E mais: há nesta ideia de que certas pessoas podem estipular o que os outros devem fazer das suas vidas, um
preocupante resvalar para um pensamento muito perigoso que legitima, em certas circunstâncias, a imposição do trabalho coercivo. Deixem-me dar o exemplo muito conhecido e eloquente. Os primeiros abolicionistas acreditavam que os escravos, não podendo possuir nada, não tendo interesse directo no que as suas mãos faziam, não trabalhavam tanto quanto eram capazes. Se fossem libertados, se pudessem ganhar salários e comprar mercadorias - diziam eles - passariam a trabalhar muito mais e a produtividade aumentaria. Com base nessa crença económica (e, também, noutras de natureza moral e religiosa) aboliu-se a escravatura. Mas os sonhos optimistas dos abolicionistas não se realizaram. Em muitas regiões tropicais em vez de aumentar a produtividade decresceu. Porquê? Porque dispondo de terras onde podiam fixar-se e desenvolver uma simples economia de subsistência, os ex-escravos esquivavam-se ao trabalho nas plantações - que era duríssimo - ou só o faziam a troco de salários compensadores. E, então, como muitos negros não correspondiam às expectativas dos que se tinham empenhado em libertá-los, veio a convicção de que essa suposta "falha" ou "fracasso" dava aos seus "protectores" o direito de os tutelar paternalmente e de os forçar a trabalhar para seu próprio bem. E surgiram, ainda no século XIX, as leis contra a (suposta) vadiagem e a imposição do trabalho coercivo que, no fundo, nada mais eram do que a reposição da escravatura com outro nome.

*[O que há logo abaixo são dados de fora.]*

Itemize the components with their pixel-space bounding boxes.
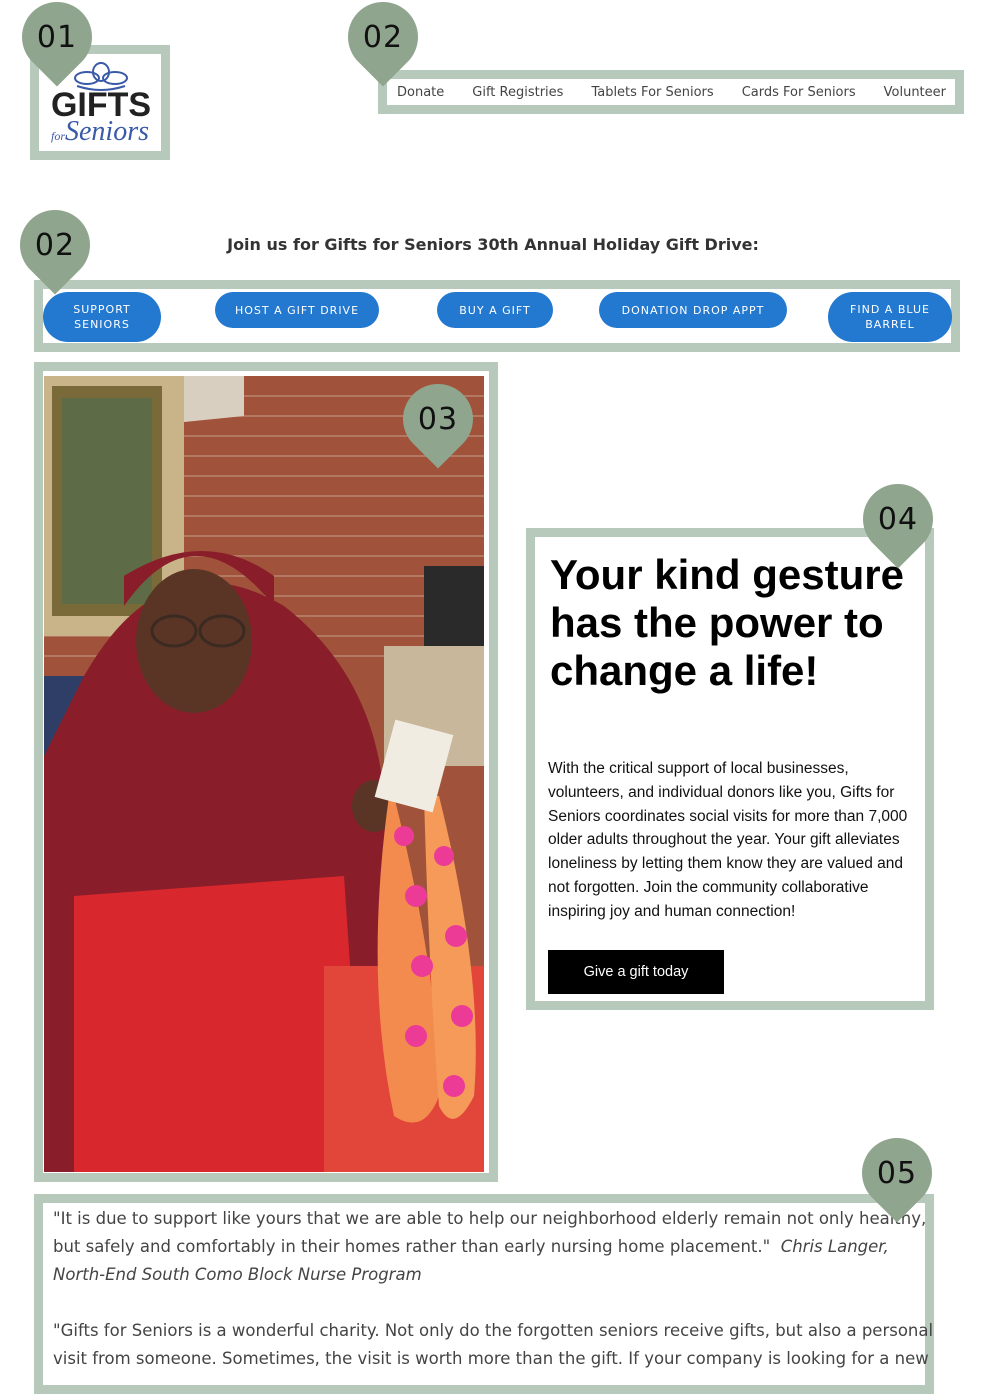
message-card-frame: Your kind gesture has the power to chang… xyxy=(526,528,934,1010)
top-nav: Donate Gift Registries Tablets For Senio… xyxy=(397,79,974,105)
testimonial-2: "Gifts for Seniors is a wonderful charit… xyxy=(53,1321,934,1368)
testimonials: "It is due to support like yours that we… xyxy=(53,1205,943,1383)
support-seniors-button[interactable]: SUPPORT SENIORS xyxy=(43,292,161,342)
marker-02-cta: 02 xyxy=(5,195,105,295)
nav-gift-registries[interactable]: Gift Registries xyxy=(472,85,563,100)
logo-seniors-text: Seniors xyxy=(65,116,149,146)
testimonials-frame: "It is due to support like yours that we… xyxy=(34,1194,934,1394)
nav-donate[interactable]: Donate xyxy=(397,85,444,100)
top-nav-frame: Donate Gift Registries Tablets For Senio… xyxy=(378,70,964,114)
marker-03: 03 xyxy=(388,369,488,469)
card-body-text: With the critical support of local busin… xyxy=(548,760,908,920)
cta-buttons-frame: SUPPORT SENIORS HOST A GIFT DRIVE BUY A G… xyxy=(34,280,960,352)
host-gift-drive-button[interactable]: HOST A GIFT DRIVE xyxy=(215,292,379,328)
senior-with-gift-photo xyxy=(44,376,484,1172)
testimonial-1: "It is due to support like yours that we… xyxy=(53,1209,927,1284)
nav-cards-for-seniors[interactable]: Cards For Seniors xyxy=(742,85,856,100)
buy-a-gift-button[interactable]: BUY A GIFT xyxy=(437,292,553,328)
find-blue-barrel-button[interactable]: FIND A BLUE BARREL xyxy=(828,292,952,342)
gift-drive-heading: Join us for Gifts for Seniors 30th Annua… xyxy=(227,235,759,254)
nav-volunteer[interactable]: Volunteer xyxy=(884,85,946,100)
photo-frame xyxy=(34,362,498,1182)
marker-04: 04 xyxy=(848,469,948,569)
donation-drop-appt-button[interactable]: DONATION DROP APPT xyxy=(599,292,787,328)
card-headline: Your kind gesture has the power to chang… xyxy=(550,551,904,694)
nav-tablets-for-seniors[interactable]: Tablets For Seniors xyxy=(591,85,713,100)
marker-05: 05 xyxy=(847,1123,947,1223)
give-gift-today-button[interactable]: Give a gift today xyxy=(548,950,724,994)
logo-for-text: for xyxy=(51,129,65,143)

O resto da história é bem conhecida, liga-se com a história do colonialismo e escuso de a repetir aqui. O ponto, porém, é o seguinte: estão a reaparecer nos nossos dias muitos elementos desta ideologia tutelar que era comum no século XIX. Por isso, talvez fosse importante lembrar que graças aos beneméritos que se acham no direito de dirigir as nossas vidas, as boas intenções levam muitas vezes a terríveis soluções - João Pedro Marques (publicado pela 1ª vez in Jornal i, 9 de Abril de 2014).